This feeling of alienation, the author explains, might be what temporarily led him to feel interpellated by Menachem Begin, the leader of Herut (later renamed as Likud), who would become the first right-wing Prime Minister of Israel after the 1977 election. Although Begin’s economic liberalism was hardly in the interests of the Arab Jews, who normally had a lower socioeconomic status than the Ashkenazim, the Herut politician knew how to appeal to the Mizrahim’s feelings, explains Shlaim, who attended some of Begin’s speeches as a teenager.

Shlaim’s limited interest in his education shifted to enthusiasm and a sense of duty towards his family when his mother organized his departure to study in England, where he studied in a Jewish high school for three years. Here, it is clear that one of the most commendable traits of Three Worlds is the honesty of its author.

Shlaim reflects on how he was privileged over his sisters in terms of education opportunities because of him being the only son.
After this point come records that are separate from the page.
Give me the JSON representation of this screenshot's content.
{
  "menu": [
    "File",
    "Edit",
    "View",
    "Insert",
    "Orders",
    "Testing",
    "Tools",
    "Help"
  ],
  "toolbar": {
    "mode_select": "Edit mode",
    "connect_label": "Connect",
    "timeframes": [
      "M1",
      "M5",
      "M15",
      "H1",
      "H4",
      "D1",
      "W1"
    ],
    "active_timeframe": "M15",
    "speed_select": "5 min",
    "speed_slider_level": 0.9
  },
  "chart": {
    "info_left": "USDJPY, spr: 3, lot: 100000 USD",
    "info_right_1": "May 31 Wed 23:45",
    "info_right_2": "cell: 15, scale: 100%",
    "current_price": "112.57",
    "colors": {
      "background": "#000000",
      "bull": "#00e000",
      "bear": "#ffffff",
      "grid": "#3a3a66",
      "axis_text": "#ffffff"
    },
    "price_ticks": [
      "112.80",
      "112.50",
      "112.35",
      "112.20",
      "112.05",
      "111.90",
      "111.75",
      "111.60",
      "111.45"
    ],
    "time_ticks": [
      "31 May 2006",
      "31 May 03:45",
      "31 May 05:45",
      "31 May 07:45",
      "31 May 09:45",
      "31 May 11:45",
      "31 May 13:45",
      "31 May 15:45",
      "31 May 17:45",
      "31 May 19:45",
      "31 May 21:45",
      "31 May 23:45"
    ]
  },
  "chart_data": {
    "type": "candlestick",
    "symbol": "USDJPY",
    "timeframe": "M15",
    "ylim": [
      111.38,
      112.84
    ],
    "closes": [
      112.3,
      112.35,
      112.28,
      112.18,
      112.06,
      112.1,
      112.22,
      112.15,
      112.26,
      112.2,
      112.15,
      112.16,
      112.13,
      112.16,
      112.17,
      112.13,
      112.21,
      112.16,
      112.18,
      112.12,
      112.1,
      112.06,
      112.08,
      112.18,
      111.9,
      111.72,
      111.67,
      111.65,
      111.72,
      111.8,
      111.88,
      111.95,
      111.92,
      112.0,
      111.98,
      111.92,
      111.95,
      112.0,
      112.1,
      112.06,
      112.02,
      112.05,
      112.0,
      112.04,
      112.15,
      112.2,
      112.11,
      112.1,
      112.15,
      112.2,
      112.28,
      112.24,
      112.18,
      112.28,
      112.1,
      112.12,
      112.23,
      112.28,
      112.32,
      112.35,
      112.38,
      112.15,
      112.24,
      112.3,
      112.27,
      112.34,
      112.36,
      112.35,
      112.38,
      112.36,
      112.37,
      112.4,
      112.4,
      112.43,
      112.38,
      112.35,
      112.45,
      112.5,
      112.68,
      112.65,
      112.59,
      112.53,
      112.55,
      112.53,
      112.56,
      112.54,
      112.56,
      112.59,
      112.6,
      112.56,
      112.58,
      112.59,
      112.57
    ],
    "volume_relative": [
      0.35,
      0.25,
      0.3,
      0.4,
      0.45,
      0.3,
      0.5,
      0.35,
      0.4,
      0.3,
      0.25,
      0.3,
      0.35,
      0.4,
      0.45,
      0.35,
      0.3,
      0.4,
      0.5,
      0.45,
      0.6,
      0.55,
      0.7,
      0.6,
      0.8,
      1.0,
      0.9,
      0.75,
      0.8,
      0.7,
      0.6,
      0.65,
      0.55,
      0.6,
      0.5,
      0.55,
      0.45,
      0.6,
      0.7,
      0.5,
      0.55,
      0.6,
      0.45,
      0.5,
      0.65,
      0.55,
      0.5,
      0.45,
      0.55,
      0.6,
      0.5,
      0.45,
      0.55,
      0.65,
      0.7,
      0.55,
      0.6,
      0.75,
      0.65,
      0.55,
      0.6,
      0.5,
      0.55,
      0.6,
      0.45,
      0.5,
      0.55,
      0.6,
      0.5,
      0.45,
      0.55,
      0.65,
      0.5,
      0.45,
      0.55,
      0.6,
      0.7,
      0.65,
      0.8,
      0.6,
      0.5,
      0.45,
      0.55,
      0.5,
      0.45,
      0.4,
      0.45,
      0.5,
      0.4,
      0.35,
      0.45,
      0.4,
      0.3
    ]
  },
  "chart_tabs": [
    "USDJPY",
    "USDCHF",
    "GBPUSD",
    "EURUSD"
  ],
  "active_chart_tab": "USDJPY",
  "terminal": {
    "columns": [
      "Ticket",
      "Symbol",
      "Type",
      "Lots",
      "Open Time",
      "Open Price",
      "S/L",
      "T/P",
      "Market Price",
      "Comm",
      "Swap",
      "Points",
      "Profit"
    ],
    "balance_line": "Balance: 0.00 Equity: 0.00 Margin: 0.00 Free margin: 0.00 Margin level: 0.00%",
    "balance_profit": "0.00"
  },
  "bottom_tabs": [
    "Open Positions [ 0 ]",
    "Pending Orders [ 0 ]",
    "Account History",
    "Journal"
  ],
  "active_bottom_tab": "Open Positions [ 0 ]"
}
Whereas Shlaim’s mother had been saving and planning for him to continue his studies abroad, his sisters were forced into the job market. Moreover, one can hardly argue that Shlaim was in any way advantaged in England, having arrived there as a teenager who knew little English. Still, Shlaim explains that he continues to feel a certain guilt about the fact that his history teacher at high school, who had acquaintances at Cambridge University, interceded for him to secure a spot in such a renowned university.
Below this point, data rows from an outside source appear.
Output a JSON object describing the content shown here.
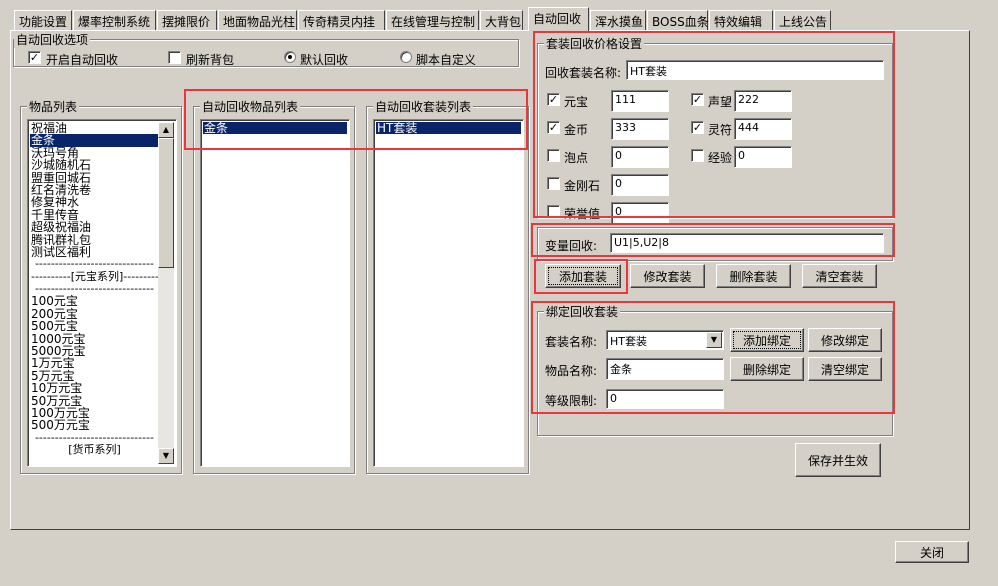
{
  "tabs": [
    "功能设置",
    "爆率控制系统",
    "摆摊限价",
    "地面物品光柱",
    "传奇精灵内挂",
    "在线管理与控制",
    "大背包",
    "自动回收",
    "浑水摸鱼",
    "BOSS血条",
    "特效编辑",
    "上线公告"
  ],
  "active_tab": "自动回收",
  "auto_options": {
    "title": "自动回收选项",
    "enable_label": "开启自动回收",
    "refresh_label": "刷新背包",
    "default_label": "默认回收",
    "script_label": "脚本自定义",
    "check_mark": "✓"
  },
  "item_list": {
    "title": "物品列表",
    "items": [
      "祝福油",
      "金条",
      "沃玛号角",
      "沙城随机石",
      "盟重回城石",
      "红名清洗卷",
      "修复神水",
      "千里传音",
      "超级祝福油",
      "腾讯群礼包",
      "测试区福利",
      "------------------------------",
      "----------[元宝系列]----------",
      "------------------------------",
      "100元宝",
      "200元宝",
      "500元宝",
      "1000元宝",
      "5000元宝",
      "1万元宝",
      "5万元宝",
      "10万元宝",
      "50万元宝",
      "100万元宝",
      "500万元宝",
      "------------------------------",
      "[货币系列]"
    ],
    "selected": "金条"
  },
  "auto_item_list": {
    "title": "自动回收物品列表",
    "items": [
      "金条"
    ]
  },
  "auto_set_list": {
    "title": "自动回收套装列表",
    "items": [
      "HT套装"
    ]
  },
  "price": {
    "title": "套装回收价格设置",
    "name_label": "回收套装名称:",
    "name_value": "HT套装",
    "fields": [
      {
        "label": "元宝",
        "value": "111",
        "checked": true
      },
      {
        "label": "金币",
        "value": "333",
        "checked": true
      },
      {
        "label": "泡点",
        "value": "0",
        "checked": false
      },
      {
        "label": "金刚石",
        "value": "0",
        "checked": false
      },
      {
        "label": "荣誉值",
        "value": "0",
        "checked": false
      },
      {
        "label": "声望",
        "value": "222",
        "checked": true
      },
      {
        "label": "灵符",
        "value": "444",
        "checked": true
      },
      {
        "label": "经验",
        "value": "0",
        "checked": false
      }
    ]
  },
  "var_recycle": {
    "label": "变量回收:",
    "value": "U1|5,U2|8"
  },
  "set_buttons": {
    "add": "添加套装",
    "modify": "修改套装",
    "delete": "删除套装",
    "clear": "清空套装"
  },
  "bind": {
    "title": "绑定回收套装",
    "set_name_label": "套装名称:",
    "set_name_value": "HT套装",
    "item_name_label": "物品名称:",
    "item_name_value": "金条",
    "level_label": "等级限制:",
    "level_value": "0",
    "add": "添加绑定",
    "modify": "修改绑定",
    "delete": "删除绑定",
    "clear": "清空绑定"
  },
  "save_button": "保存并生效",
  "close_button": "关闭",
  "colors": {
    "highlight_box": "#e8373d",
    "selection": "#0a246a",
    "face": "#d4d0c8"
  }
}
Before returning to England to study at Cambridge, Shlaim had to complete more than two years of military service in Israel. He describes this period in the army as the moment when he felt closer to Israeli nationalism. Unlike before in Israel, “he did not have the feeling of being out of place.”[6] During the following decades, however, Shlaim would dedicate his research to debunking some of the core elements in Israel’s standard historical narrative. The Israeli-British scholar now espouses support for a one-state solution to the Israeli-Palestinian conflict.

Three Worlds is a captivating book. Shlaim is equally skillful in introducing to the reader the history of his family as he is when adopting the more detached perspective of the historian, which shines the brightest in his research about the bombings against Jewish targets in Baghdad. Three Worlds, together with the recently published The Loneliest Revolution: A Memoir of Solidarity and Struggle in Iran, written by the sociologist Ali Mirsepassi, are proof of the special value to be found in the memoirs of experienced scholars that combine their personal stories with broader history.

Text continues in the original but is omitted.